In step, the processor can obtain from the image feature extraction component the image embedding vector representing the multiple people in the visual representation without isolating a single individual, where the image embedding vector is a first numerical vector in a first multidimensional space, and where the image embedding vector is a first whole-image embedding representation.

In step, the processor can obtain from a database a second whole-image embedding representation associated with a unique user identifier representing a user, where the second whole-image embedding representation is a fourth numerical vector in the third multidimensional space.

In step, the processor can determine whether the first whole-image embedding representation matches the second whole-image embedding representation.
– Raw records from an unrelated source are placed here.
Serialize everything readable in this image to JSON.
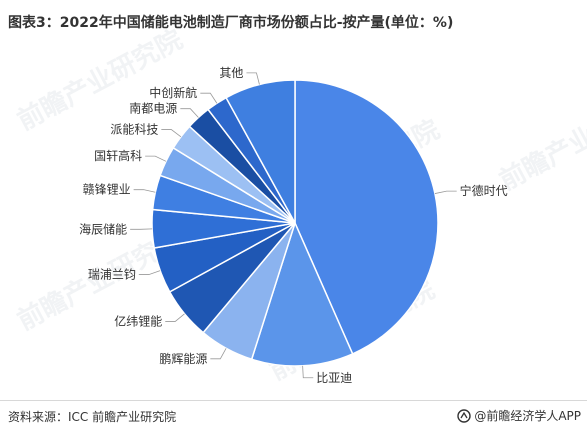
{
  "title": "图表3：2022年中国储能电池制造厂商市场份额占比-按产量(单位：%)",
  "source": "资料来源：ICC 前瞻产业研究院",
  "brand": "@前瞻经济学人APP",
  "watermark": "前瞻产业研究院",
  "chart_data": {
    "type": "pie",
    "title": "图表3：2022年中国储能电池制造厂商市场份额占比-按产量(单位：%)",
    "unit": "%",
    "legend": "none (labels beside slices)",
    "slices": [
      {
        "label": "宁德时代",
        "value": 43.4,
        "color": "#4a86e8"
      },
      {
        "label": "比亚迪",
        "value": 11.5,
        "color": "#5b95ea"
      },
      {
        "label": "鹏辉能源",
        "value": 6.2,
        "color": "#8bb3ef"
      },
      {
        "label": "亿纬锂能",
        "value": 5.9,
        "color": "#1f57b3"
      },
      {
        "label": "瑞浦兰钧",
        "value": 5.2,
        "color": "#2360c4"
      },
      {
        "label": "海辰储能",
        "value": 4.3,
        "color": "#2f6fd6"
      },
      {
        "label": "赣锋锂业",
        "value": 3.9,
        "color": "#3f7fe2"
      },
      {
        "label": "国轩高科",
        "value": 3.4,
        "color": "#78a8ee"
      },
      {
        "label": "派能科技",
        "value": 3.0,
        "color": "#9cc0f3"
      },
      {
        "label": "南都电源",
        "value": 2.8,
        "color": "#1a4ea3"
      },
      {
        "label": "中创新航",
        "value": 2.4,
        "color": "#2d68cc"
      },
      {
        "label": "其他",
        "value": 8.0,
        "color": "#3f7fe0"
      }
    ]
  }
}
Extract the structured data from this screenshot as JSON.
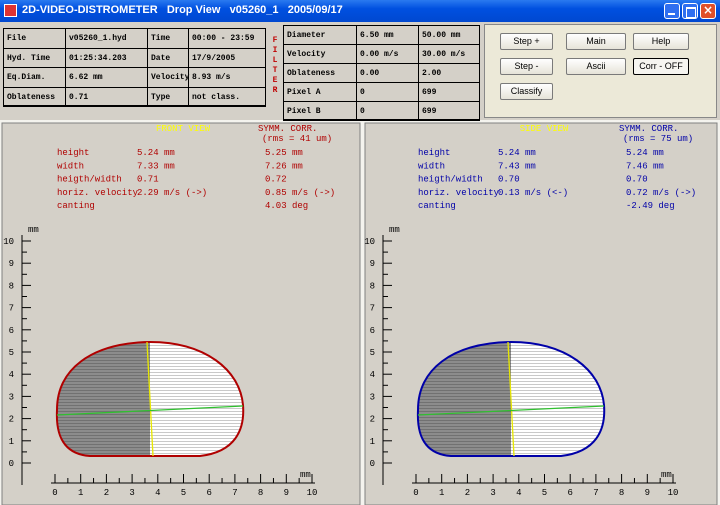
{
  "window": {
    "title": "2D-VIDEO-DISTROMETER   Drop View   v05260_1   2005/09/17"
  },
  "info_left": {
    "rows": [
      [
        "File",
        "v05260_1.hyd",
        "Time",
        "00:00 - 23:59"
      ],
      [
        "Hyd. Time",
        "01:25:34.203",
        "Date",
        "17/9/2005"
      ],
      [
        "Eq.Diam.",
        "6.62 mm",
        "Velocity",
        "8.93 m/s"
      ],
      [
        "Oblateness",
        "0.71",
        "Type",
        "not class."
      ]
    ]
  },
  "filter_label": "FILTER",
  "info_right": {
    "rows": [
      [
        "Diameter",
        "6.50 mm",
        "50.00 mm"
      ],
      [
        "Velocity",
        "0.00 m/s",
        "30.00 m/s"
      ],
      [
        "Oblateness",
        "0.00",
        "2.00"
      ],
      [
        "Pixel A",
        "0",
        "699"
      ],
      [
        "Pixel B",
        "0",
        "699"
      ]
    ]
  },
  "buttons": [
    "Step +",
    "Main",
    "Help",
    "Step -",
    "Ascii",
    "Corr - OFF",
    "Classify"
  ],
  "axes": {
    "x_label": "mm",
    "y_label": "mm",
    "x_ticks": [
      0,
      1,
      2,
      3,
      4,
      5,
      6,
      7,
      8,
      9,
      10
    ],
    "y_ticks": [
      0,
      1,
      2,
      3,
      4,
      5,
      6,
      7,
      8,
      9,
      10
    ]
  },
  "panels": [
    {
      "title": "FRONT VIEW",
      "corr_title": "SYMM. CORR.",
      "rms": "(rms = 41 um)",
      "color": "#b00000",
      "rows": [
        {
          "label": "height",
          "value": "5.24 mm",
          "corr": "5.25 mm"
        },
        {
          "label": "width",
          "value": "7.33 mm",
          "corr": "7.26 mm"
        },
        {
          "label": "heigth/width",
          "value": "0.71",
          "corr": "0.72"
        },
        {
          "label": "horiz. velocity",
          "value": "2.29 m/s (->)",
          "corr": "0.85 m/s (->)"
        },
        {
          "label": "canting",
          "corr": "4.03 deg"
        }
      ]
    },
    {
      "title": "SIDE VIEW",
      "corr_title": "SYMM. CORR.",
      "rms": "(rms = 75 um)",
      "color": "#0000a8",
      "rows": [
        {
          "label": "height",
          "value": "5.24 mm",
          "corr": "5.24 mm"
        },
        {
          "label": "width",
          "value": "7.43 mm",
          "corr": "7.46 mm"
        },
        {
          "label": "heigth/width",
          "value": "0.70",
          "corr": "0.70"
        },
        {
          "label": "horiz. velocity",
          "value": "0.13 m/s (<-)",
          "corr": "0.72 m/s (->)"
        },
        {
          "label": "canting",
          "corr": "-2.49 deg"
        }
      ]
    }
  ]
}
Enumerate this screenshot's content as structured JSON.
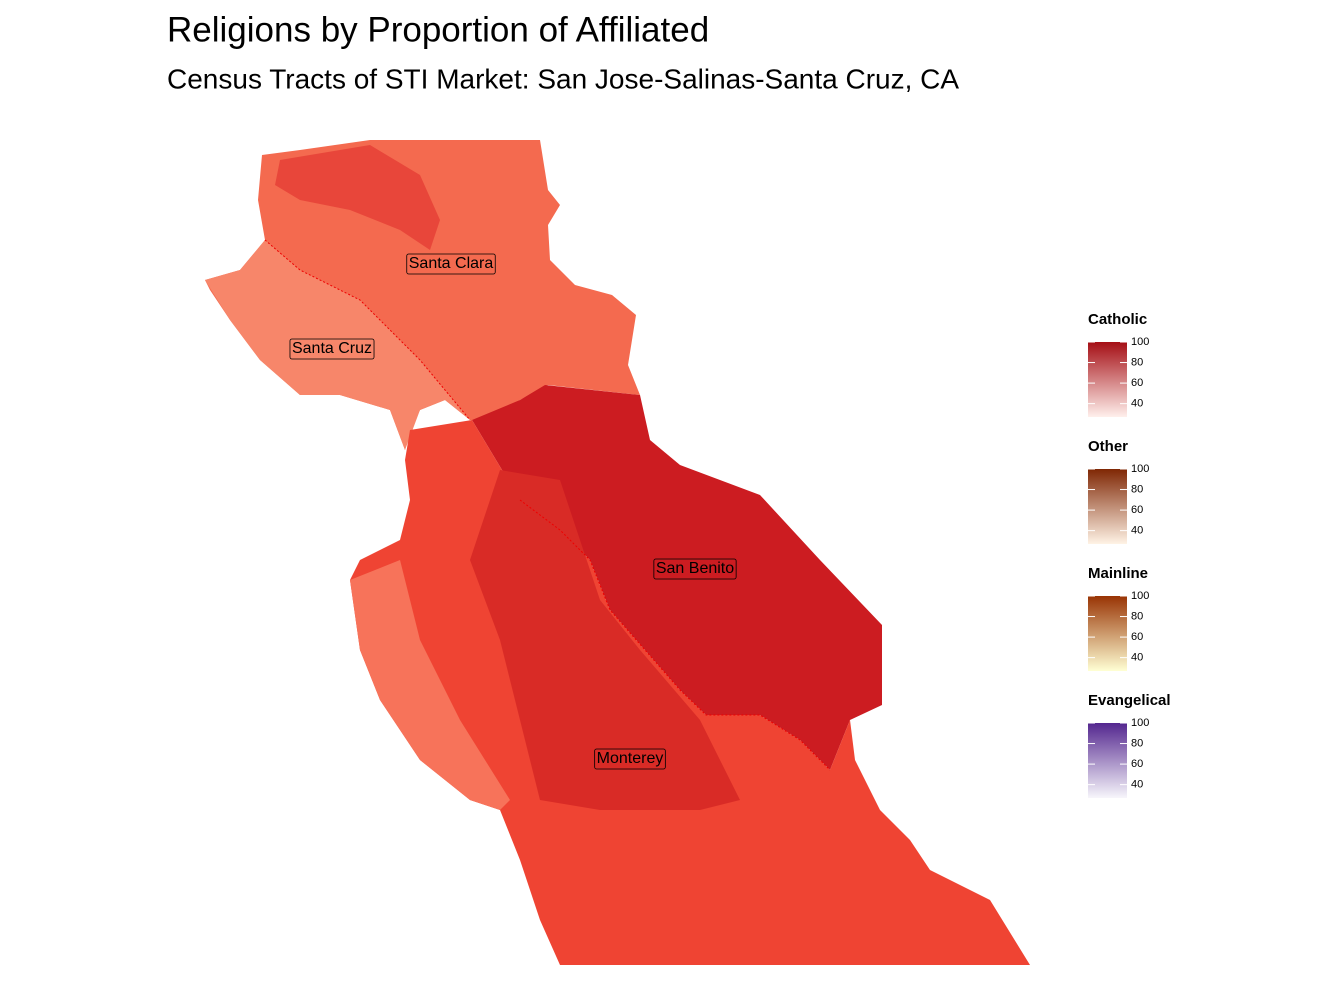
{
  "title": "Religions by Proportion of Affiliated",
  "subtitle": "Census Tracts of STI Market: San Jose-Salinas-Santa Cruz, CA",
  "regions": [
    {
      "label": "Santa Clara"
    },
    {
      "label": "Santa Cruz"
    },
    {
      "label": "San Benito"
    },
    {
      "label": "Monterey"
    }
  ],
  "legends": [
    {
      "title": "Catholic",
      "colors": [
        "#fff0ec",
        "#a50f15"
      ],
      "lim": [
        27,
        100
      ],
      "ticks": [
        40,
        60,
        80,
        100
      ]
    },
    {
      "title": "Other",
      "colors": [
        "#fff3e6",
        "#7f2704"
      ],
      "lim": [
        27,
        100
      ],
      "ticks": [
        40,
        60,
        80,
        100
      ]
    },
    {
      "title": "Mainline",
      "colors": [
        "#ffffd4",
        "#993404"
      ],
      "lim": [
        27,
        100
      ],
      "ticks": [
        40,
        60,
        80,
        100
      ]
    },
    {
      "title": "Evangelical",
      "colors": [
        "#f7f6fb",
        "#54278f"
      ],
      "lim": [
        27,
        100
      ],
      "ticks": [
        40,
        60,
        80,
        100
      ]
    }
  ]
}
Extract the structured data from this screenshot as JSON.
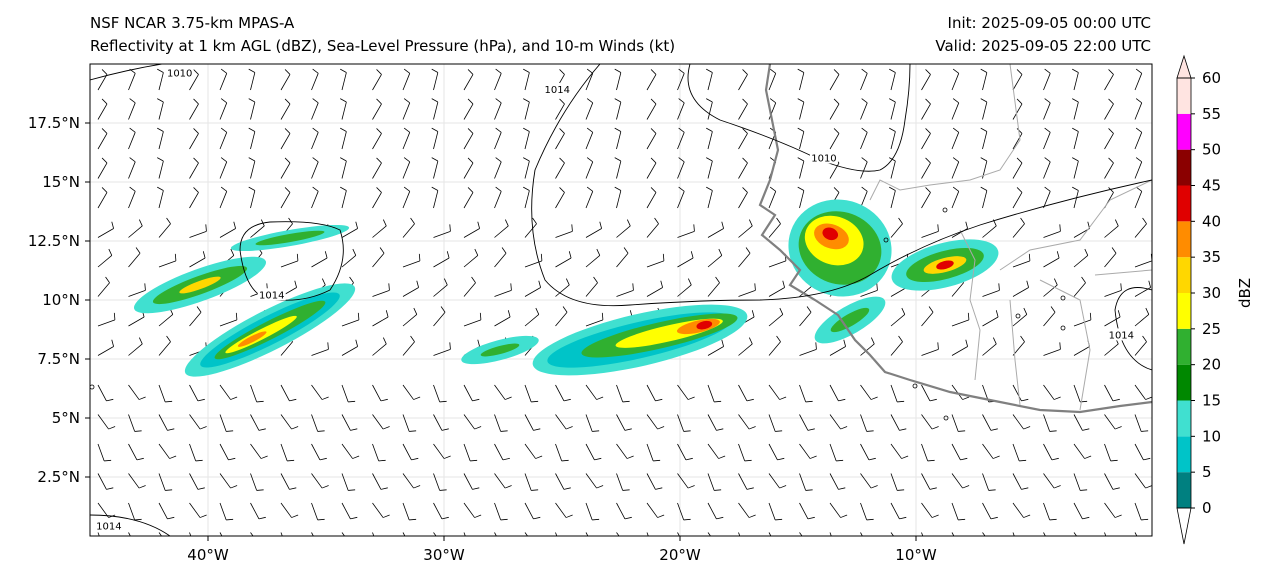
{
  "header": {
    "model": "NSF NCAR 3.75-km MPAS-A",
    "fields": "Reflectivity at 1 km AGL (dBZ), Sea-Level Pressure (hPa), and 10-m Winds (kt)",
    "init": "Init: 2025-09-05 00:00 UTC",
    "valid": "Valid: 2025-09-05 22:00 UTC"
  },
  "map": {
    "lon_range": [
      -45,
      0
    ],
    "lat_range": [
      0,
      20
    ],
    "lon_ticks": [
      {
        "value": -40,
        "label": "40°W"
      },
      {
        "value": -30,
        "label": "30°W"
      },
      {
        "value": -20,
        "label": "20°W"
      },
      {
        "value": -10,
        "label": "10°W"
      }
    ],
    "lat_ticks": [
      {
        "value": 17.5,
        "label": "17.5°N"
      },
      {
        "value": 15,
        "label": "15°N"
      },
      {
        "value": 12.5,
        "label": "12.5°N"
      },
      {
        "value": 10,
        "label": "10°N"
      },
      {
        "value": 7.5,
        "label": "7.5°N"
      },
      {
        "value": 5,
        "label": "5°N"
      },
      {
        "value": 2.5,
        "label": "2.5°N"
      }
    ],
    "isobars": [
      {
        "label": "1010",
        "lon": -41.2,
        "lat": 19.6
      },
      {
        "label": "1014",
        "lon": -25.2,
        "lat": 18.9
      },
      {
        "label": "1010",
        "lon": -13.9,
        "lat": 16.0
      },
      {
        "label": "1014",
        "lon": -37.3,
        "lat": 10.2
      },
      {
        "label": "1014",
        "lon": -1.3,
        "lat": 8.5
      },
      {
        "label": "1014",
        "lon": -44.2,
        "lat": 0.4
      }
    ]
  },
  "colorbar": {
    "label": "dBZ",
    "levels": [
      "0",
      "5",
      "10",
      "15",
      "20",
      "25",
      "30",
      "35",
      "40",
      "45",
      "50",
      "55",
      "60"
    ],
    "colors": [
      "#008080",
      "#00c4c8",
      "#40e0d0",
      "#008800",
      "#30b030",
      "#ffff00",
      "#ffd700",
      "#ff8c00",
      "#e00000",
      "#8b0000",
      "#ff00ff",
      "#ffe4e1"
    ]
  }
}
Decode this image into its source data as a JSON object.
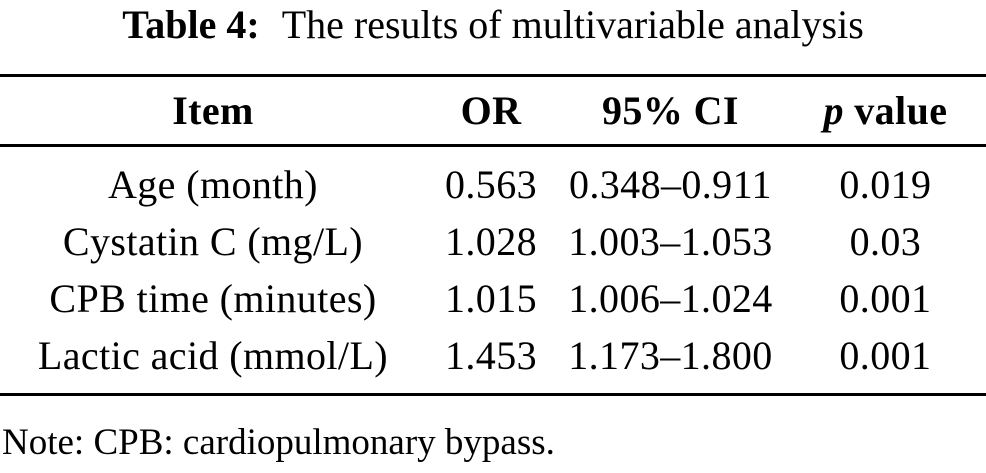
{
  "caption": {
    "label": "Table 4:",
    "text": "The results of multivariable analysis"
  },
  "header": {
    "item": "Item",
    "or": "OR",
    "ci": "95% CI",
    "p_italic": "p",
    "p_rest": "value"
  },
  "rows": [
    {
      "item": "Age (month)",
      "or": "0.563",
      "ci": "0.348–0.911",
      "p": "0.019"
    },
    {
      "item": "Cystatin C (mg/L)",
      "or": "1.028",
      "ci": "1.003–1.053",
      "p": "0.03"
    },
    {
      "item": "CPB time (minutes)",
      "or": "1.015",
      "ci": "1.006–1.024",
      "p": "0.001"
    },
    {
      "item": "Lactic acid (mmol/L)",
      "or": "1.453",
      "ci": "1.173–1.800",
      "p": "0.001"
    }
  ],
  "note": "Note: CPB: cardiopulmonary bypass.",
  "colors": {
    "text": "#000000",
    "background": "#ffffff",
    "rule": "#000000"
  }
}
To determine whether the two whole-image embedding representations match, the processor can determine the similarity between two multidimensional vectors, which involves calculating a similarity measure. There are several methods to achieve this, each suited to different contexts and data types. Once the similarities are determined, the processor can compare the similarity to a predetermined threshold appropriate to the particular similarity measure, and depending on the comparison, the processor can determine that the two vectors match or do not match.

One common similarity measure is the Euclidean distance, which measures the straight-line distance between two points in a multidimensional space. It is calculated by taking the square root of the sum of the squared differences between corresponding elements of the vectors. For example, if vectors A and B are (1, 2, 3) and (4, 5, 6) respectively, the Euclidean distance is approximately 5.20. The predetermined threshold for the Euclidean distance can be a 30% of the greater vector magnitude.

Another similarity measure is cosine similarity, which measures the cosine of the angle between two vectors, indicating how similar the vectors are in terms of direction. This is calculated by dividing the dot product of the vectors by the product of their magnitudes. Using the same vectors A and B, the cosine similarity is approximately 0.97, suggesting a high degree of similarity in direction. The predetermined threshold for the cosine distance can be 0.7.

Manhattan distance, also known as L1 distance or taxicab distance, is another similarity measure that sums the absolute differences of the coordinates. For vectors A and B, the Manhattan distance is 9. This measure is particularly useful in high-dimensional spaces where differences are sparse. The predetermined threshold for the Manhattan distance can be a percentage of the magnitude of the greater vector such as 70%.

The Pearson correlation coefficient measures the linear correlation between two vectors. It is calculated by dividing the covariance of the vectors by the product of their standard deviations. This coefficient is useful for understanding the linear relationship between vectors. The predetermined threshold for the Pearson correlation can be .3.

Choosing the right measure depends on the specific requirements of the task. Euclidean distance is useful when the magnitude of differences is important, while cosine similarity is ideal when the direction of the vectors is more significant than their magnitude. Manhattan distance is suitable for high-dimensional spaces with sparse differences, and Pearson correlation is best for measuring linear relationships. By selecting the appropriate similarity measure, one can effectively determine the similarity between multidimensional vectors, aiding in tasks such as pattern recognition, clustering, and classification.

In step, upon determining that the first whole-image embedding representation matches the second whole-image embedding representation, the processor can generate an indication that the user is included in the visual representation.